The most common question we have is what is the difference between wholefood products, synthetic nutrients mixed with whole-foods and the process we use, Food Grown. I hope that my explanation of these different categories on the market today helps to bring some clarity to this confused haze. I have been candid about the differences but I feel passionately that this transparency and honesty is what is needed in the industry.
Synthetic Isolates
The majority of food supplement manufacturers use synthetic, isolated forms of nutrients. This is just as it sounds; a nutrient structure that is synthetically reproduced to mimic an isolated nutrient found in a food. In the case of vitamin C, this is done by fermenting corn sugar into sorbitol, hydrogenating it until it turns to sorbose and then adding in acetone to break the molecular bond. This is then processed into a tablet or capsule. There are a number of versions of this method (amino acid chelates, citrates, and carbonates for example) but they all carry the same integral flaws, they are both synthetic, isolated and are not found in nature. As a result, they will:- Never be utilised, absorbed, and retained in the body in the way food and Food-Grown nutrients are
- Always be unnatural substances to the body
- Always strain the body by requiring that it detoxify or somehow dispose of their unnatural structures/chemicals.
- Never be able to have the antioxidant effects that food nutrients do
- Always be an industrial chemical product (derived from petroleum derivatives, coal tar, hydrogenated sugars, acids, and/or industrially processed rocks)ii
Synthetic nutrients combined with plant/whole-food extracts
This is currently a popular approach for formulators of food supplements. Just physically mixing the synthetic nutrients with plant or food extracts does not achieve optimum nutrient absorption and efficiency. The nutrients still carry the characteristic flaw of being in an isolated and synthetic form but with added plant extracts. Although more effective than an isolated synthetic nutrient on its own, there is no live metabolism and conversion within the plant cell (as with the Food-Grown process), the nutrient will always remain in a synthetic structure and therefore unrecognisable to our body’s cells.Whole-food concentrates/greens
Whole-food concentrates are powdered versions of whole-foods and we think they make a great addition to food supplements. However, there are drawbacks to relying solely on whole-food concentrates for our nutrient needs. As we have already highlighted, the soil in which these foods are grown is likely to have lower nutrient levels and a higher presence of environmental pollutants. In addition, the process used to achieve these concentrates can reduce the nutrient content of the end powder.Food-Grown
Food-Grown nutrients are made by molecularly bonding vitamins and minerals, such as Vitamin C or zinc, into a live food cell. This food cell then metabolises and, crucially re-natures the vitamin or mineral, thereby becoming an integral part of its cellular matrix. This matrix now consists of not only the vitamin or mineral in its natural form but also a host of other nutrients such as glycoproteins, lipids, bioflavonoids and B vitamins. This ‘team’ of nutrients is so closely bonded that it can no longer be divided into its separate parts, just as they are found in a plant cell. In simple terms, the end result of this process is a genuine food cell containing vitamins and minerals in a structure that the body can recognise, metabolise and utilise naturally and efficiently.
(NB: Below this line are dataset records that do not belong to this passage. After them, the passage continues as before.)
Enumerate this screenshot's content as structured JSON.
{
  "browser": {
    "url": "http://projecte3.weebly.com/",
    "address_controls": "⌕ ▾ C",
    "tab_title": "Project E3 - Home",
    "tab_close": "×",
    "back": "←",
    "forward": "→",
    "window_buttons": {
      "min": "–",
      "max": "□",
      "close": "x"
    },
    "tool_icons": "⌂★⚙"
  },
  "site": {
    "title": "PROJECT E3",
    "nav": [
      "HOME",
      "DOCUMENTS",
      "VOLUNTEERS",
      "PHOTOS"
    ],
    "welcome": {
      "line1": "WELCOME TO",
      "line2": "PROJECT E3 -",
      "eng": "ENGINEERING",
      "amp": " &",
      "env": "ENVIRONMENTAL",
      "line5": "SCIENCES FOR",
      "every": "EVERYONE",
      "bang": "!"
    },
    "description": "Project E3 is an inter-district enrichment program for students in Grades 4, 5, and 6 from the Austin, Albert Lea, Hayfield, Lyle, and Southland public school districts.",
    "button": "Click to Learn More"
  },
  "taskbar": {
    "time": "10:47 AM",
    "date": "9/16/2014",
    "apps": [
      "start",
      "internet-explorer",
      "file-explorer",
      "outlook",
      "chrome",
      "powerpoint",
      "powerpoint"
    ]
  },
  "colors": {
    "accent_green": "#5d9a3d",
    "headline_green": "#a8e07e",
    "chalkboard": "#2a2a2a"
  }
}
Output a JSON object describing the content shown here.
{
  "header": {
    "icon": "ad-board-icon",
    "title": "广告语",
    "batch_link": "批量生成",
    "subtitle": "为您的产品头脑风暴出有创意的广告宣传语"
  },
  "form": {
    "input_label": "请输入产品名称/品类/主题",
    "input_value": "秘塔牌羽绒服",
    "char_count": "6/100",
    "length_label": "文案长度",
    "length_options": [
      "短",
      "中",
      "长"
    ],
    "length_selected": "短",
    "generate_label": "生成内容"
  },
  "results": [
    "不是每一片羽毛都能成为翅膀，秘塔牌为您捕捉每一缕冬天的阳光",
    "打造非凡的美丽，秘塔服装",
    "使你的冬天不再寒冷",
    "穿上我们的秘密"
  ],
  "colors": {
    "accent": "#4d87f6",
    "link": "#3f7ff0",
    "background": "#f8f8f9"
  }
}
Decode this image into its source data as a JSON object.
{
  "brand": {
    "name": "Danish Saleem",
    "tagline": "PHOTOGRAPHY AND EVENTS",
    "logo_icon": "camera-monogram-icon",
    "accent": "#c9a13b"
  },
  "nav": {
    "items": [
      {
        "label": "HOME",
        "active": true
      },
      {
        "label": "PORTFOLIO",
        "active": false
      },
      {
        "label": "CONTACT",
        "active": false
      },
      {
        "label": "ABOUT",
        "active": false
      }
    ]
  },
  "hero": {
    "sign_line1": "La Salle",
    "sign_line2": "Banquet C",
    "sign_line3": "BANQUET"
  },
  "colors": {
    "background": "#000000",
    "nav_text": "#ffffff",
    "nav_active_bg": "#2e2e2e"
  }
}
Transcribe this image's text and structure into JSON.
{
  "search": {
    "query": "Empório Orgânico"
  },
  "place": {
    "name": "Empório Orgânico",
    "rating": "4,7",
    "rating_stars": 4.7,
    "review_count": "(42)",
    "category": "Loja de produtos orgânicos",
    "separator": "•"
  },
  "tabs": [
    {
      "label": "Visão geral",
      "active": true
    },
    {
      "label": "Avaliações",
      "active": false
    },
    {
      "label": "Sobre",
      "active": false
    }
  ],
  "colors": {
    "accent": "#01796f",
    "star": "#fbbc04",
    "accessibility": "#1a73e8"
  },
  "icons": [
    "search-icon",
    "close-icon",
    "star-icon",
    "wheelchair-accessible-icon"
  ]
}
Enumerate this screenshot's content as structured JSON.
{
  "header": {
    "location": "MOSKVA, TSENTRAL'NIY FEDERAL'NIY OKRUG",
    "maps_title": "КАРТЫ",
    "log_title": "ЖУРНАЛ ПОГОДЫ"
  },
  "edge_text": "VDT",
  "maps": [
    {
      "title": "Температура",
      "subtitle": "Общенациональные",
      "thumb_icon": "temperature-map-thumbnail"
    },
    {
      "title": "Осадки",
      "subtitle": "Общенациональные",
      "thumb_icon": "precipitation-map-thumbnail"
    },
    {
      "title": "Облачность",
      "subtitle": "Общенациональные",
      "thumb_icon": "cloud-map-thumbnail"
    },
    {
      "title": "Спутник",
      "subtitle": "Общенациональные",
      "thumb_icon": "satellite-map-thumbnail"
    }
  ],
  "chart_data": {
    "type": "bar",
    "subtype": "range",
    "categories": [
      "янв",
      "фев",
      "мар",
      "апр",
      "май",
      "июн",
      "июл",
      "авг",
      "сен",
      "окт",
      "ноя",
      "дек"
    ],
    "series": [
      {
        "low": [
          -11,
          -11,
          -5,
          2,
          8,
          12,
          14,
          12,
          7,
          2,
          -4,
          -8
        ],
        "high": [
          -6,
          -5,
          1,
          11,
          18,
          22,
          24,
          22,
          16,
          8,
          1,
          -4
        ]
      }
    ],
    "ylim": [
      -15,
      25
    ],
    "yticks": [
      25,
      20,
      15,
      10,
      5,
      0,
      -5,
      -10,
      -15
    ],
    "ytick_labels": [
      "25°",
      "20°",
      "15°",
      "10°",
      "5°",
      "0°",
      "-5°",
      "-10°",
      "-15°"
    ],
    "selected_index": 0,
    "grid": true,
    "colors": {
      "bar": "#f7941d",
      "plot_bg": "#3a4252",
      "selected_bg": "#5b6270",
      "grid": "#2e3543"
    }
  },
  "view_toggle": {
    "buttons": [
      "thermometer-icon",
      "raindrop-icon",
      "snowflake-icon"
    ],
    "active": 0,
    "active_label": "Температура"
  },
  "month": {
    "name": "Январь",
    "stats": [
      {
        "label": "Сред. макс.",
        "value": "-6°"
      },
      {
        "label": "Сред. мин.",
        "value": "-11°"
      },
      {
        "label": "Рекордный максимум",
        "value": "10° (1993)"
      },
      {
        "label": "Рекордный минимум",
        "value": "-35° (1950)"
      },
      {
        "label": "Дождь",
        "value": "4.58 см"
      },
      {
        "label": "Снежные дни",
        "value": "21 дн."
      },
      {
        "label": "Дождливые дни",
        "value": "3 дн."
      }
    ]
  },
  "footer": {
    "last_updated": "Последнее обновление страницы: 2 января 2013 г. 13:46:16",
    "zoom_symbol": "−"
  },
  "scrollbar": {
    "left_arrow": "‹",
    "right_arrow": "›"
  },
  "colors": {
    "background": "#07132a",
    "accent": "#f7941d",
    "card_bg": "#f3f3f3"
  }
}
My belief is that food supplements should be taken with the sole purpose of enhancing the body’s innate ability to heal and restore balance. It is not to add further toxic load or, through mega-dosing, creating imbalance elsewhere.
“Discovery consists of looking at the same thing as everyone else and thinking something different” Albert Szent-Gyorgyi 1893-1996.
Refs
i) Monsanto, the pharmaceutical manufacturers of DDT, PCB’S, Dioxins among other common pesticides and GM foods is the largest provider of synthetic supplements used by the Food-supplement industry.
ii) As published in the British Pharmocopoeia.